Wednesday, October 14, 2009

The Blessing of Running Water

On Monday as I placed pictures of the Baez girls on a scrapbook page titled "Carrying Water" I was reminded of the blessing of running water. I took advantage of the Columbus Day holiday to work on pages of the scrapbook about my summer trip to the Dominican Republic to help build a house.

Without any prompting that I could see, the girls in the family picked up buckets and walked the two blocks to the cistern to get water needed to mix concrete for the house our mission group was helping to construct.

The cistern had a metal cover flush with the ground and required bending down, filling a 5 gallon pail, hauling it up, pouring it into buckets for carrying, and walking back to the house to empty it into a 55 gallon drum. The yougest girls had 1 gallon buckets, but the oldest sister at one point carried not only her 3 year old sister on her hip, but a 5 gallon pail of water with the other hand. I struggled, water sloshing, to get my partially filled bucket back to the house. I won’t complain when I pay my city water and swer bill every quarter. It’s a blessing!

Monday, October 12, 2009

Yesterday's Blessing

Some years ago, I was very stressed in my job. I spoke with my pastor, telling her when I got in bed at night my mind was a swirl of frustrations about the day and dread for what was to come. She suggested praying about my blessings from the day instead; each time a negative thought crept in, I would focus on a good thing God had given me that day. It made quite a difference in my stress level.

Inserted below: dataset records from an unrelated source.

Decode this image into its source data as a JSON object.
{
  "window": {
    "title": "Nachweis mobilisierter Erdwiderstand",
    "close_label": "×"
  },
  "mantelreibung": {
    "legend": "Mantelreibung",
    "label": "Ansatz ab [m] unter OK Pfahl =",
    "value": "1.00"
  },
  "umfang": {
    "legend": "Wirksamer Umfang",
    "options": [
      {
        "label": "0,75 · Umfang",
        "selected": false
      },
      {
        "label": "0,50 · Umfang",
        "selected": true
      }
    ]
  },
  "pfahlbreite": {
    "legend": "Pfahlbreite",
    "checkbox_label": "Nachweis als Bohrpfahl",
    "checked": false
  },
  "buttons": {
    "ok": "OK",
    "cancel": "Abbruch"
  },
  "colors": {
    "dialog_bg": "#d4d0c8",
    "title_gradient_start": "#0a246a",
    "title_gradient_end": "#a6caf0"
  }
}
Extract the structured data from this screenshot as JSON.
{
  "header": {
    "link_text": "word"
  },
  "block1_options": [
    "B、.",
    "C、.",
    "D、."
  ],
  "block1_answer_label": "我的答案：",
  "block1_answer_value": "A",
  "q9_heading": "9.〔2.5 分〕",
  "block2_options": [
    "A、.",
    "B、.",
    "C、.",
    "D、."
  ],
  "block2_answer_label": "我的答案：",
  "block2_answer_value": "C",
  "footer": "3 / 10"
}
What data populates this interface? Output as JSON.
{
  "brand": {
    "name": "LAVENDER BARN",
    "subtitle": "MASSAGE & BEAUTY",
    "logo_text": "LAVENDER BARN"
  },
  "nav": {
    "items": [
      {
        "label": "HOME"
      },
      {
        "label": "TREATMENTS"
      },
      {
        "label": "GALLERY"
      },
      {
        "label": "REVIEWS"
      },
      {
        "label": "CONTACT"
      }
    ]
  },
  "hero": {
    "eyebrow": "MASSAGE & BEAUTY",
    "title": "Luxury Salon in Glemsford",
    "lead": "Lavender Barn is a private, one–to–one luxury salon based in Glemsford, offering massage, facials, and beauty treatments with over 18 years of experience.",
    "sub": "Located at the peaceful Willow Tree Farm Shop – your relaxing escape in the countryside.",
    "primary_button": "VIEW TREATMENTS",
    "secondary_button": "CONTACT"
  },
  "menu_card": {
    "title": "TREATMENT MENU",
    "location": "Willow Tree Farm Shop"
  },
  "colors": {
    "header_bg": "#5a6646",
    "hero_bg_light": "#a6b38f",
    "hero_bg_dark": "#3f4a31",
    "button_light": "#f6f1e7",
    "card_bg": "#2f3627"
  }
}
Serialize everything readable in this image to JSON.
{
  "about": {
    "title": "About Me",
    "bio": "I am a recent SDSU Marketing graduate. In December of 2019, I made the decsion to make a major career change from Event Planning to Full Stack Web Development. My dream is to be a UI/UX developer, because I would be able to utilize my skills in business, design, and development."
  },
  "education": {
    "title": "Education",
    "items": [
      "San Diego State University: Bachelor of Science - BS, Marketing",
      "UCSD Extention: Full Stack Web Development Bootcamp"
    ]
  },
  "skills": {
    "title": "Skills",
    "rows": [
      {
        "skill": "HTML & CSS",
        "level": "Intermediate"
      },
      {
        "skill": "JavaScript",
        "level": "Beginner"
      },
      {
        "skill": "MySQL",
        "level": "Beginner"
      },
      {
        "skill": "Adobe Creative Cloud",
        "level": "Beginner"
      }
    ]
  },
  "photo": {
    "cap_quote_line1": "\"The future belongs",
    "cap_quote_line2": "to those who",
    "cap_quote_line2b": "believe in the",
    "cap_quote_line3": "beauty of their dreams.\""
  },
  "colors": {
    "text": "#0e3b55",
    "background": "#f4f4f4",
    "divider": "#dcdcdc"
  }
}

These days I like to scrapbook, and follow several scrapbook blogs and forums. One appealing challenge was to scrapbook your blessings, but getting the page designed and put on paper seemed unmanageable, so I decided to journal each day. Since I generally start my morning with coffee and my devotions, it seemed easy to use a notebook and list the blessings – of the previous day. So most days, my journal entry starts, Yesterday’s blessing…

October 12, 2009
Yesterday’s blessing was making pesto from basil grown in my garden and stirring it into hot pasta to be served with scallops. Other years, my basil has been scraggly and meager. Hardly enough to add a few leaves to a recipe, never mind pulverizing 2 cups in the blender with garlic, olive oil and walnuts. This year it's done well; it's bushy and full - wish I knew why! I trimmed most of the leaves from one plant before transplanting it to the cold frame we built this fall. I wonder if it will winter over or if the snow will kill it?

After we ate dinner, Paul said we’d have garlic breath for sure, but it sure was good!